Escrevo após o término da leitura enquanto minha mãe próxima de mim sofre com uma indisposição. Pode ser algo que comeu ou a chuva que apanhamos juntos pela manhã. Mais uma vez percebo que ela não tem idade para isso. As trilhas por pedras íngremes e que tornam nossa postura a cada passo vacilante e insegura. A chuva que cai de forma surpreendente (ou nem tanto) e que interrompe num desplugue nosso ideal passeio. A volta para casa com as roupas molhadas do corpo mesmo em manhã de verão. O perigo que nos cerca quando a idade avança. Penso nela deitada indisposta sobre o sofá. Penso no pai da escritora Chimamanda, professor universitário da nobre matemática. Neste grande homem presente agora somente nas lembranças de extensa e carinhosa família ainda passante a beber colheiradas de luto. Penso em minha mãe e minha responsabilidade diante de sua inevitável velhice.

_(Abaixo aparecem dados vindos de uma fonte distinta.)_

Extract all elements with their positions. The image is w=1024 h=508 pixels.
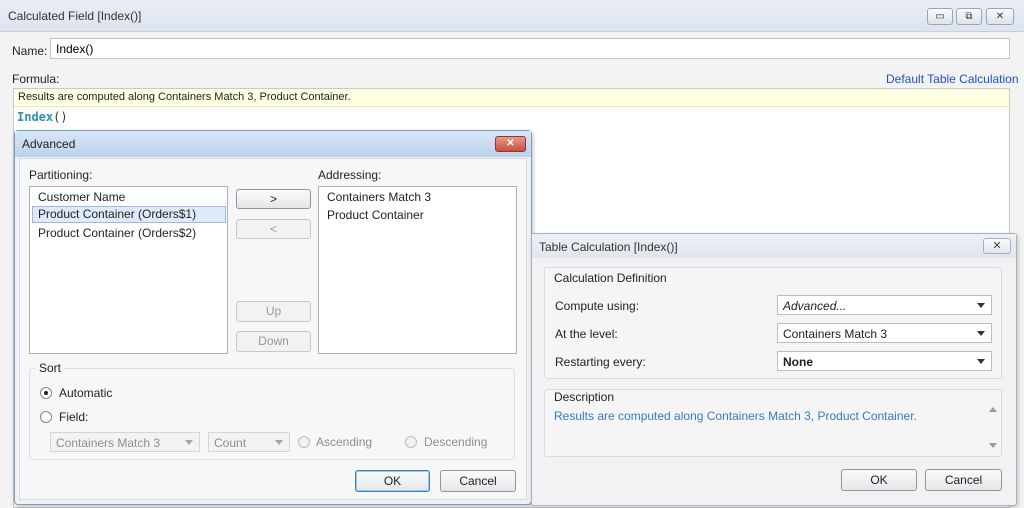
list-item[interactable]: Product Container (Orders$2) (32, 225, 202, 242)
move-to-addressing-button[interactable]: > (236, 189, 311, 209)
list-item[interactable]: Product Container (321, 207, 430, 224)
description-scrollbar[interactable] (984, 397, 1001, 455)
advanced-close-button[interactable]: ✕ (495, 136, 526, 152)
close-button[interactable]: ✕ (986, 8, 1014, 25)
compute-using-label: Compute using: (555, 299, 640, 313)
description-label: Description (554, 390, 615, 404)
field-label: Field: (59, 410, 89, 424)
table-calculation-close-button[interactable]: ✕ (983, 238, 1011, 254)
advanced-titlebar (15, 131, 531, 157)
sort-field-value: Containers Match 3 (56, 436, 161, 450)
descending-radio[interactable] (405, 436, 417, 448)
advanced-title: Advanced (22, 137, 76, 151)
at-level-select[interactable]: Containers Match 3 (777, 323, 992, 343)
up-button[interactable]: Up (236, 301, 311, 322)
advanced-ok-button[interactable]: OK (355, 470, 430, 492)
addressing-list[interactable]: Containers Match 3 Product Container (318, 186, 517, 354)
formula-function: Index (17, 110, 54, 124)
automatic-label: Automatic (59, 386, 113, 400)
sort-field-select[interactable]: Containers Match 3 (50, 432, 200, 452)
chevron-down-icon (977, 331, 985, 336)
chevron-down-icon (185, 440, 193, 445)
restarting-every-value: None (783, 355, 813, 369)
restarting-every-label: Restarting every: (555, 355, 646, 369)
chevron-down-icon (275, 440, 283, 445)
scroll-up-icon[interactable] (989, 407, 997, 412)
partitioning-list[interactable]: Customer Name Product Container (Orders$… (29, 186, 228, 354)
formula-parens: () (53, 110, 68, 124)
list-item[interactable]: Containers Match 3 (321, 189, 437, 206)
table-calculation-cancel-button[interactable]: Cancel (925, 469, 1002, 491)
partitioning-label: Partitioning: (29, 168, 93, 182)
chevron-down-icon (977, 303, 985, 308)
ascending-radio[interactable] (298, 436, 310, 448)
restarting-every-select[interactable]: None (777, 351, 992, 371)
ascending-label: Ascending (316, 435, 373, 449)
table-calculation-ok-button[interactable]: OK (841, 469, 917, 491)
addressing-label: Addressing: (318, 168, 382, 182)
list-item-selected[interactable]: Product Container (Orders$1) (32, 206, 226, 223)
at-level-value: Containers Match 3 (783, 327, 888, 341)
formula-label: Formula: (12, 72, 60, 86)
aggregation-select[interactable]: Count (208, 432, 290, 452)
list-item[interactable]: Customer Name (32, 189, 131, 206)
compute-using-value: Advanced... (783, 299, 847, 313)
automatic-radio[interactable] (40, 387, 52, 399)
window-title: Calculated Field [Index()] (8, 9, 142, 23)
sort-label: Sort (36, 361, 65, 375)
scroll-down-icon[interactable] (989, 443, 997, 448)
chevron-down-icon (977, 359, 985, 364)
name-label: Name: (12, 44, 48, 58)
advanced-cancel-button[interactable]: Cancel (440, 470, 516, 492)
at-level-label: At the level: (555, 327, 618, 341)
name-input[interactable] (50, 38, 1010, 59)
formula-code[interactable]: Index() (17, 110, 68, 124)
compute-using-select[interactable]: Advanced... (777, 295, 992, 315)
down-button[interactable]: Down (236, 331, 311, 352)
minimize-button[interactable]: ▭ (927, 8, 953, 25)
calculation-definition-label: Calculation Definition (554, 271, 667, 285)
maximize-button[interactable]: ⧉ (956, 8, 982, 25)
descending-label: Descending (424, 435, 488, 449)
move-to-partitioning-button[interactable]: < (236, 219, 311, 239)
aggregation-value: Count (214, 436, 247, 450)
main-titlebar (0, 0, 1024, 32)
formula-hint: Results are computed along Containers Ma… (14, 89, 1009, 107)
table-calculation-title: Table Calculation [Index()] (539, 240, 678, 254)
default-table-calculation-link[interactable]: Default Table Calculation (886, 72, 1019, 86)
description-text: Results are computed along Containers Ma… (554, 409, 917, 423)
field-radio[interactable] (40, 411, 52, 423)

O pai de Chimamanda se foi passados os 80, se não me engano direcionado aos 90 anos. Minha mãe ainda não tem 70, mas num piscar de olhos poderá ter. Ou o pior: não ter. Devemos estar preparados. É o curso natural da vida, como diversos autores já abordaram no canto de seus acanhados improvisados diários ou nas páginas mais folhadas dos best-sellers.
É com primazia que penso em mim mesmo, mas é com constância que olho para os lados, que observo, respeito e sinto os outros. Obviamente com destaque para os que estão ao meu redor. Penso demais. E com a minha mãe, tão próxima, por ora em estado de crescente delicadeza, após a leitura bem traçada, subjetiva e biográfica das notas enlutadas de Chimamanda Ngozi Adichie, torna-se para mim impossível não reproduzir adjacente paralelo. Faço votos ao final para os que aqui chegaram para cuidarem dos seus. Que façamos, para quem conosco está, um gesto a mais, um desejo realizado a mais. Uma bondade, uma cortesia, uma bem intencionada manifestação. Espalhar os bons gestuais e as boas palavras para melhor lembrarmos de que a parte foi feita nesse caminho transitório, inconstante e surpreendente que é a vida. Estendamos a mão àqueles que tanto nos estenderam e não se pouparam em suas aceitadas missões. Notas sobre o Luto é sobre a morte, como sugere o nome, mas é sobre a vida, nossas ligações afetivas e o desejo de conservá-las, no duro aprendizado de quando perdê-las. Nos desafios racionais perante as cachoeiras da emoção. Nos percalços da vida em armazenarmos momentos que considerávamos eternos.